Just a couple of weeks ago I wrote here that we should not abandon statistical significance. No, I did not change my mind. We should not abandon statistical significance but we must abandon the p-values.
Executive summary: p-values make a false impression that statistical significance is a continuous concept, but it is not. It is dichotomous.
You are welcome to read on.
I will not get into a lengthy discussion on the difference between Fisher‘s significance testing and Neyman and Pearson‘s hypothesis testing. In short: Fisher had a null hypothesis, a test statistic and a p-value. The decision whether or not to reject the null hypothesis based on the p-value was flexible. Indeed, in one place Fisher suggested to use the 5% threshold for deciding significance, but in other places he used different thresholds.
Neyman and Pearson’s approach is totally different. In their framework there are two hypotheses: the null hypothesis and the alternative hypothesis. The Neyman-Pearson lemma provides as a tool to construct decision rule. Given data, you evaluate the likelihood of these data in two cases: once assuming that the null hypothesis is true, and then assuming that the alternative hypothesis is true. You reject the null hypothesis in favor of the alternative if the ratio of the two likelihoods exceeds a pre-defined threshold. This threshold is determined by the significance level: an acceptable probability of falsely rejecting the null hypothesis (in a frequentist manner), that meets your scientific standards.
When I was a young under-graduate student, we did not have easy access to computers in my university (yes, I am that old). So we calculated the test statistic (Z, t, F, chi-square) and looked in a table similar to this one to see if our test statistic exceeds the threshold.
Fisher was a genius, and so was Karl Pearson. They developed statistical tests such as F and Chi-square based on geometrical considerations. But when you try to construct a test for equality of means as is in ANOVA or a test for independence of two categorical variables by using the NP lemma, you get the same tests. This opened a computational shortcut: The NP decision rule is equivalent to a p-value decision rule. You can decide to reject the null by comparing your test statistic to the value you look up in a table, or by comparing the p-value to your pre-determined significance level. You will get the same result either way.

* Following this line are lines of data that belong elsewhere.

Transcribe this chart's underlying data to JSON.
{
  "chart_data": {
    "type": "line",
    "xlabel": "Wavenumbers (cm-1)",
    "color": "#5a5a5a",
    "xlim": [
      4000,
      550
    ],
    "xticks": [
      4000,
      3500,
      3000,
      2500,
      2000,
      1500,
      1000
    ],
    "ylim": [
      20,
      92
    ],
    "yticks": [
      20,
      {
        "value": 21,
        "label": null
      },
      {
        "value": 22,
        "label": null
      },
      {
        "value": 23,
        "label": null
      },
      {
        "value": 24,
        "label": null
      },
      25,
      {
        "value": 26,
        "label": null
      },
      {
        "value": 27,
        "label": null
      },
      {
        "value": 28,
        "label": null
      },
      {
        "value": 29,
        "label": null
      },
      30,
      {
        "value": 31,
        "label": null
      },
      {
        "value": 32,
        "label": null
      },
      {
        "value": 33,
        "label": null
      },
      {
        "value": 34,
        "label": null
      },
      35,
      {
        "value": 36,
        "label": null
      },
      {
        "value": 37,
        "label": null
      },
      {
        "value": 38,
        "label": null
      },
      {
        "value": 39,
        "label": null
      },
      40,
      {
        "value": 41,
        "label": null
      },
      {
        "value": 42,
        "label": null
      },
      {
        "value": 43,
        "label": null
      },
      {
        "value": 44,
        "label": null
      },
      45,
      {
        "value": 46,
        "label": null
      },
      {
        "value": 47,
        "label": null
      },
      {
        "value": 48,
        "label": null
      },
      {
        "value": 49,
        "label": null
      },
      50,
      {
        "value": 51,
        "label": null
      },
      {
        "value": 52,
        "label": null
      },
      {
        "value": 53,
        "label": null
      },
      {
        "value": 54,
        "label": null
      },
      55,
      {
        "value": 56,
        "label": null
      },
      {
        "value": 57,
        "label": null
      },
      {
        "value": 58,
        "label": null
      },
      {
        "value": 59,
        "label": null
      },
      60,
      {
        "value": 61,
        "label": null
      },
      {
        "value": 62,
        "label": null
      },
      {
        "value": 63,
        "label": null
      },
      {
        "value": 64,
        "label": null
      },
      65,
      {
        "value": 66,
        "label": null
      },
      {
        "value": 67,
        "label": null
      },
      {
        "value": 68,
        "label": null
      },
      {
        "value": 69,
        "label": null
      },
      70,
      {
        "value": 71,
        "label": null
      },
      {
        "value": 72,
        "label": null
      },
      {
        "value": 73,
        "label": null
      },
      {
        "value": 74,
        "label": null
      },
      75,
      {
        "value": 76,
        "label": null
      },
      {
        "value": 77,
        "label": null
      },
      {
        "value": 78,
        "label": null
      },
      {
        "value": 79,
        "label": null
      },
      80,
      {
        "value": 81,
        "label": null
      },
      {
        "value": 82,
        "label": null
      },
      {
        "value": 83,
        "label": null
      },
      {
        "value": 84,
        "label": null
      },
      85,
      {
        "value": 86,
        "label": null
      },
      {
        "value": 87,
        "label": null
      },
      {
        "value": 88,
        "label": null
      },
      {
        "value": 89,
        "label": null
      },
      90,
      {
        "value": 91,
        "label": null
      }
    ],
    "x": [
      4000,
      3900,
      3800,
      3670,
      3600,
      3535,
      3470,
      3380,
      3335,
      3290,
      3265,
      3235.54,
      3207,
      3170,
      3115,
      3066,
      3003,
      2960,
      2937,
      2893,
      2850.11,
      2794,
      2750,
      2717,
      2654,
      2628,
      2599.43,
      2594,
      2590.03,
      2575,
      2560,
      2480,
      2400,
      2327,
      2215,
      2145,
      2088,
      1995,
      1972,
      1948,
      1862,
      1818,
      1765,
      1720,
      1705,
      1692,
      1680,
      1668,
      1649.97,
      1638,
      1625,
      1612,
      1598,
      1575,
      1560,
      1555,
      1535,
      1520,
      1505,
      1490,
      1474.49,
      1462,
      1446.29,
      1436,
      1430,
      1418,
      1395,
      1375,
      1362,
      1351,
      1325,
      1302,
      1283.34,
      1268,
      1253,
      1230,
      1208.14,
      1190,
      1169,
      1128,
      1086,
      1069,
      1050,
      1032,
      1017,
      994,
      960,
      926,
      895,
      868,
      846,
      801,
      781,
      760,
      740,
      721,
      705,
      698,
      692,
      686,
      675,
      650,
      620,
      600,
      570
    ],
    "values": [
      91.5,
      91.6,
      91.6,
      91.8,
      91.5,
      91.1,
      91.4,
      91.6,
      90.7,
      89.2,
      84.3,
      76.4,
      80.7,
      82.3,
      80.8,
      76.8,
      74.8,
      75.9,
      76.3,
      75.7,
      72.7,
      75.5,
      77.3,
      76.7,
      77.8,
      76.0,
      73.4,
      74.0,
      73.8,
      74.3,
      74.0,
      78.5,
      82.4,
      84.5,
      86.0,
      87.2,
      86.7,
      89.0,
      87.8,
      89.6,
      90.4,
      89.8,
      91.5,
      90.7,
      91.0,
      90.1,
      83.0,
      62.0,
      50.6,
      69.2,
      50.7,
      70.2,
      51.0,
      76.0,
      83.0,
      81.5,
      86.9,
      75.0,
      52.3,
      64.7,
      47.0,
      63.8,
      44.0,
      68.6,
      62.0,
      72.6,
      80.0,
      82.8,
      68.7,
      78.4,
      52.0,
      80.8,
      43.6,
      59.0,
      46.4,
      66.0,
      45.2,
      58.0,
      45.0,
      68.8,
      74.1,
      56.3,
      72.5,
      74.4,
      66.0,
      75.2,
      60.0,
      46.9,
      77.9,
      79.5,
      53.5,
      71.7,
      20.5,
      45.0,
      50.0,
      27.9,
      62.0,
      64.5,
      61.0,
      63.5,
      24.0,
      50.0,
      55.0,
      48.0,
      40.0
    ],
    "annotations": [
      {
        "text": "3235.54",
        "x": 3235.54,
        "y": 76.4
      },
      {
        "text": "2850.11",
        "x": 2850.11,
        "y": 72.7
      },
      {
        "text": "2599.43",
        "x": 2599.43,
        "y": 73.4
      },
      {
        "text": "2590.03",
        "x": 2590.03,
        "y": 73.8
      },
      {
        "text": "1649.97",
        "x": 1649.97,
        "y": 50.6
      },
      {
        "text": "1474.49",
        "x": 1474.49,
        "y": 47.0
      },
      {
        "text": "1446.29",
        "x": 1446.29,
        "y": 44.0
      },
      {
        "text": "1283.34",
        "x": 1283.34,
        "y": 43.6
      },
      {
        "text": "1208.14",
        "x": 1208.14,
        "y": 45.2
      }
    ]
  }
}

But still, you either reject the null hypothesis or you don’t. The size of the test statistic or the p-value does not matter. There is are such things as “nearly significant”, “almost significant”, “borderline significant” or “very significant”. IF your pre-determined significance level is 0.05, and your p-value is 0.051, that’s really depressing. But if you declare that your result is “almost significant”, it means that you changed your decision rule after the fact.
Let me illustrate it with a story my teacher and mentor, Professor Zvi Gilula, told me once.
Someone robbed a convenience store in the middle of nowhere. The police caught him and brought him to court. There were three eye witnesses, and a video from the security camera. The jury found him guilty and he was sentenced to serve 6 months in jail. In statistical jargon, the null hypothesis states that the defendant is not guilty, and the jury rejected the null hypothesis.
Let’s look at another robber. This man robbed a convenience store in New York City, next to Yankee Stadium. The robbery occurred when the game just ended, the Yankees won, 47000 happy fans witnessed the robbery, and they all came to testify in court, because the poor robber was a Red Sox fan. The jury found him guilty.
Is the second robber guiltier than the first robber? Is the first robber “almost not guilty” or “borderline guilty”? Is the second robber “very guilty”? What would be the right punishment to the second robber? 10 years? Life imprisonment? Death sentence? Do you think now that if you were in the jury of the first robber you would acquit him?
Here is what we need to do if we really want to improve science: when publishing results, one should provide all the necessary information, such as data, summary statistics, test statistics and more. And then state: “we reject the null hypothesis at the 5% significance level”, or maybe “we do not reject the null hypothesis at the 5% significance level” (or any other reasonable and justified significance level. No p-values. And if someone wants to know if the null hypothesis will be rejected at the 5.01% significance level, they can go and calculate their own p value. P values should be abandoned.